Playtech Plc rose 3.4 percent after the gambling-software provider reported an increase in first-half revenue and announced a special dividend. Jimmy Choo Plc jumped 5.3 percent after the maker of luxury shoes posted higher first-half revenue and earnings and said it remains optimistic on this year’s prospects. CRH Plc rose 2.6 percent after the Irish construction company posted higher-than-expected first-half sales and profit.

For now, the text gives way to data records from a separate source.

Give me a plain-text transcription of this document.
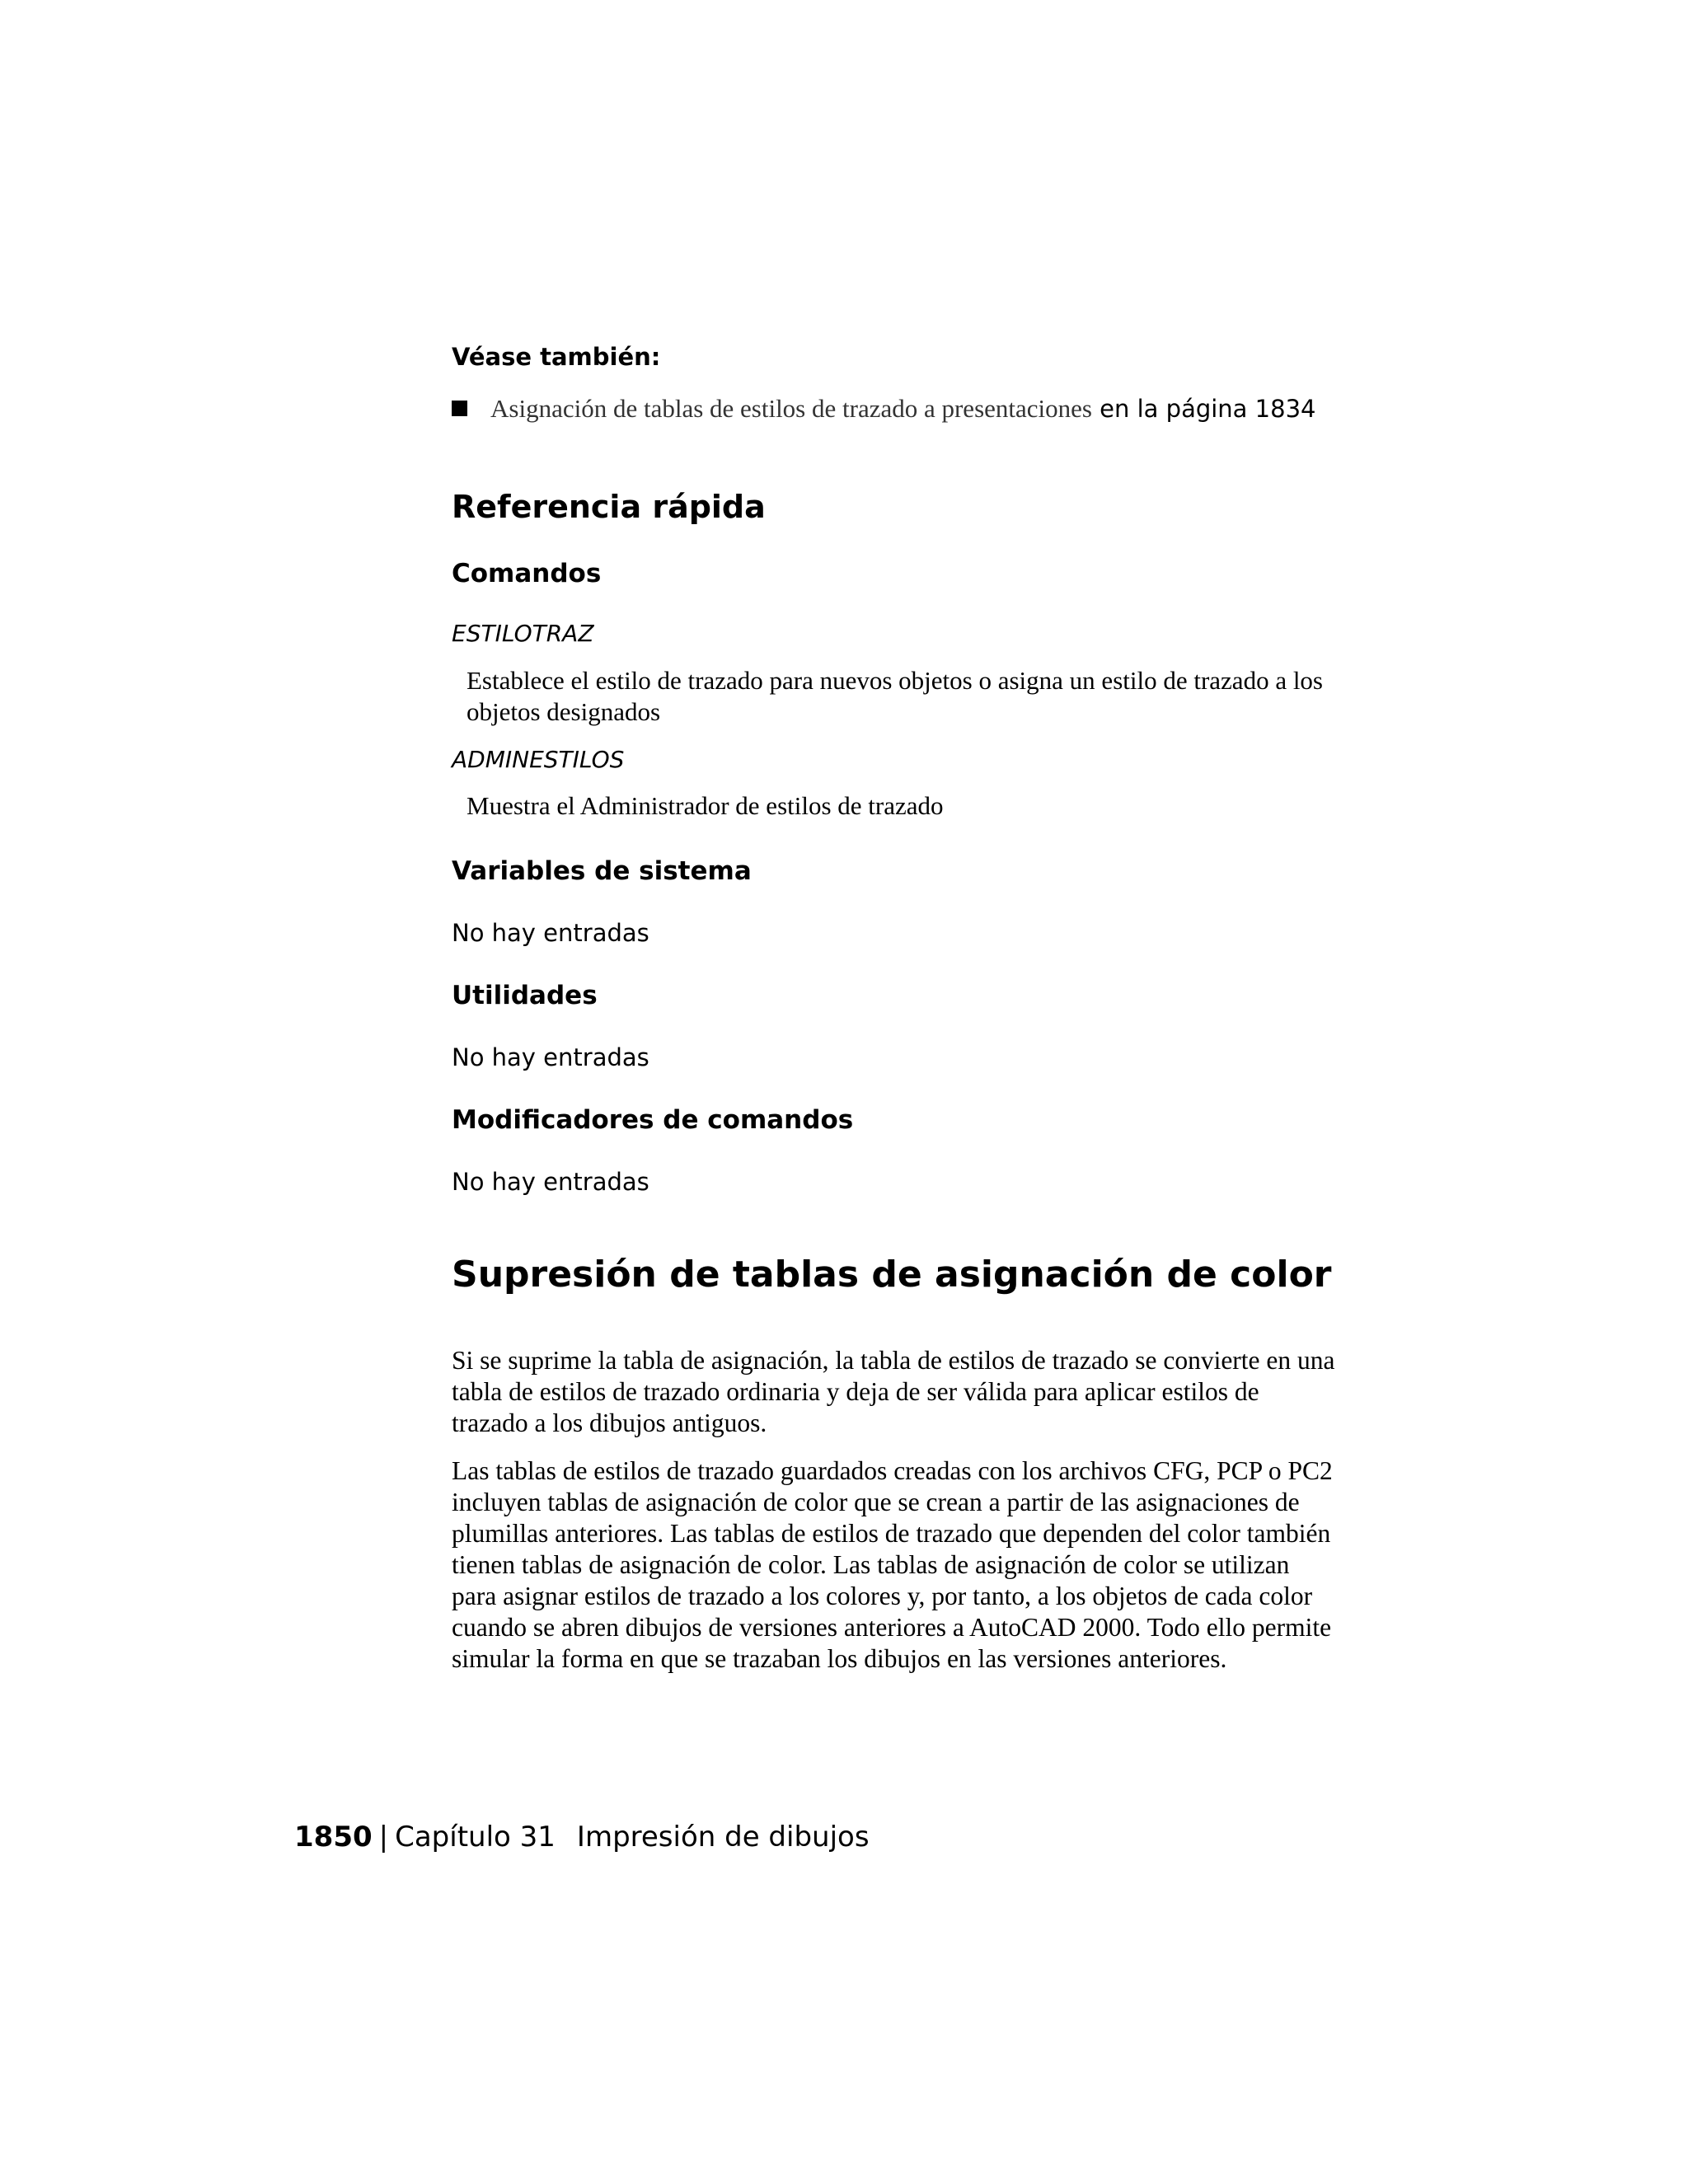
Véase también:

Asignación de tablas de estilos de trazado a presentaciones en la página 1834
Referencia rápida
Comandos

ESTILOTRAZ

Establece el estilo de trazado para nuevos objetos o asigna un estilo de trazado a los objetos designados

ADMINESTILOS

Muestra el Administrador de estilos de trazado

Variables de sistema

No hay entradas

Utilidades

No hay entradas

Modificadores de comandos

No hay entradas

Supresión de tablas de asignación de color

Si se suprime la tabla de asignación, la tabla de estilos de trazado se convierte en una tabla de estilos de trazado ordinaria y deja de ser válida para aplicar estilos de trazado a los dibujos antiguos.

Las tablas de estilos de trazado guardados creadas con los archivos CFG, PCP o PC2 incluyen tablas de asignación de color que se crean a partir de las asignaciones de plumillas anteriores. Las tablas de estilos de trazado que dependen del color también tienen tablas de asignación de color. Las tablas de asignación de color se utilizan para asignar estilos de trazado a los colores y, por tanto, a los objetos de cada color cuando se abren dibujos de versiones anteriores a AutoCAD 2000. Todo ello permite simular la forma en que se trazaban los dibujos en las versiones anteriores.

1850 | Capítulo 31 Impresión de dibujos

S&P 500 Index futures slipped 0.2 percent, after a late selloff in drugmakers helped drag U.S. equities down 0.5 percent on Wednesday. HP Inc. dropped 6.7 percent in early New York trading after the seller of personal computers and printers forecast fiscal fourth-quarter profit that may fall short of analysts’ estimates.Currencies
The Bloomberg Dollar Spot Index, which tracks the currency against 10 peers, declined 0.1 percent, after climbing 0.8 percent over the last four trading sessions. Fed funds futures indicate a 54 percent chance of a U.S. interest-rate hike this year, up from 36 percent at the start of August. The yen was little changed at 100.37 per dollar and South Korea’s won gained 0.6 percent.
“The market’s just trying to get through the whole event risk” of Yellen’s speech, said Andy Ji, a Singapore-based currency strategist at Commonwealth Bank of Australia. “But after that, what’s driving the market is back to the search for yield and it’s good for emerging markets in general.”
Goldman Sachs Group Inc. sees the pound, the yen and the kiwi as most vulnerable to a potential surprise from Yellen’s speech.Commodities
Iron ore dropped 2.8 percent in Singapore after Li Xinchuang, a vice chairman at the China Iron & Steel Association, said falling steel production in China should weigh on prices for the raw material. The price is still up by about 40 percent for the year.
West Texas Intermediate crude was little changed at $46.73 a barrel. It dropped 2.8 percent in the last session as data showed U.S. inventories unexpectedly rose last week.
Gold gained less than 0.2 percent, after sliding 2.1 percent over the last four days.
U.S. Treasuries due in two years were little changed with their yield at a two-month high of 0.76 percent. The securities are the cheapest they’ve been relative to 30-year notes since the start of 2008 following a run of hawkish comments from Fed officials including Vice Chairman Stanley Fischer and the heads of the New York and San Francisco branches.
“The Fed is likely to hike this year, with December more likely than September,” said Jarrod Kerr, a senior rates strategist at Commonwealth Bank of Australia in Sydney. “There is some room for short-end U.S. yields to push a little higher over 2017.”